Grevillea prasina is a species of flowering plant in the family Proteaceae and is endemic to north-western Australia. It is a spreading or straggly shrub with egg-shaped to elliptic leaves with coarsely-toothed edges, and dense, cream-coloured to pale yellow flowers, the style pale green to white.

==Description==
Grevillea prasina is a spreading or straggly shrub that typically grows to a height of 1–4.5 m. Its leaves are egg-shaped or elliptic in outline, 60–80 mm long and 20–50 mm wide with 5 to 11 evenly-spaced teeth on the edges, both surfaces more or less glabrous and bright yellowish-green. The flowers are arranged on the ends of branches or in leaf axils in dense, sometimes branched clusters, each cluster oval to short-cylindrical on a rachis 10–30 mm long.
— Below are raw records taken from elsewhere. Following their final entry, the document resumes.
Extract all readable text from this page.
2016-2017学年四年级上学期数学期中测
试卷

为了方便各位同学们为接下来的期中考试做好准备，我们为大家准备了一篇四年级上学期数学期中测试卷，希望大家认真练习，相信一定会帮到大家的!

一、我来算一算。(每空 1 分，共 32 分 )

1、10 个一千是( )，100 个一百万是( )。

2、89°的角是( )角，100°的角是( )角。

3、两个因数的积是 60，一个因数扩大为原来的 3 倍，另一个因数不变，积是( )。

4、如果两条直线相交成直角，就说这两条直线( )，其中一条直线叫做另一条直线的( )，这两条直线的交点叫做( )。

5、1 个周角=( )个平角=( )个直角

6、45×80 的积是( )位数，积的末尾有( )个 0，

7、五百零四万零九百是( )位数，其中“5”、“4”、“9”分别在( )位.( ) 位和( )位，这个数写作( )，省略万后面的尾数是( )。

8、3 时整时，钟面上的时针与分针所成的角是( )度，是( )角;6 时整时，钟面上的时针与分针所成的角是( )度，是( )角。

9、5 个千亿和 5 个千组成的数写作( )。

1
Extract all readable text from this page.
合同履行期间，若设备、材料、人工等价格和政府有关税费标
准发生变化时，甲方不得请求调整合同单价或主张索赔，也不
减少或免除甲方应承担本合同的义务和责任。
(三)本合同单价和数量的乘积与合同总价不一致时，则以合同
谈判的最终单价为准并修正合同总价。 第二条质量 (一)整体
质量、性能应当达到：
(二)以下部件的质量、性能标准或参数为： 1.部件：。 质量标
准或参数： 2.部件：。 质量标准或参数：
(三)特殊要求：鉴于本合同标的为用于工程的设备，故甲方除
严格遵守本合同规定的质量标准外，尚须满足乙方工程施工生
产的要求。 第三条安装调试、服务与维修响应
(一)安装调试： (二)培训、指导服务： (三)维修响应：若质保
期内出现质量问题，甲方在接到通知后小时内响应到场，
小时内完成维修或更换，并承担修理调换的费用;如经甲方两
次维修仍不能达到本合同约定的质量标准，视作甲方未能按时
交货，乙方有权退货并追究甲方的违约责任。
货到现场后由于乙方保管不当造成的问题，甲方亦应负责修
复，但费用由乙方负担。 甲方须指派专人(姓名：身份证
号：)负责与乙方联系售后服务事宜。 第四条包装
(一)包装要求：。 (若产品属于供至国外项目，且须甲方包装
The flowers are fragrant, cream-coloured at first, later pale yellow and the style is green to white with a green tip, the pistil 18.5–22 mm long. Flowering occurs from March to October and the fruit is glabrous, elliptic follicle 8.5–16 mm long.

==Taxonomy==
Grevillea prasina was first formally described in 1986 by Donald McGillivray in his book New Names in Grevillea (Proteaceae) from specimens collected by Rayden Alfred Perryon "39 mi W/N.W. of Wave Hill Police Station" in 1949. The specific epithet (prasina) means "leek green".

==Distribution and habitat==
This grevillea grows in open woodland or shrubland between the Pentecost River in the Kimberley region of Western Australia to Port Keats in the Northern Territory, with a few scattered populations as far east as the Gulf of Carpentaria.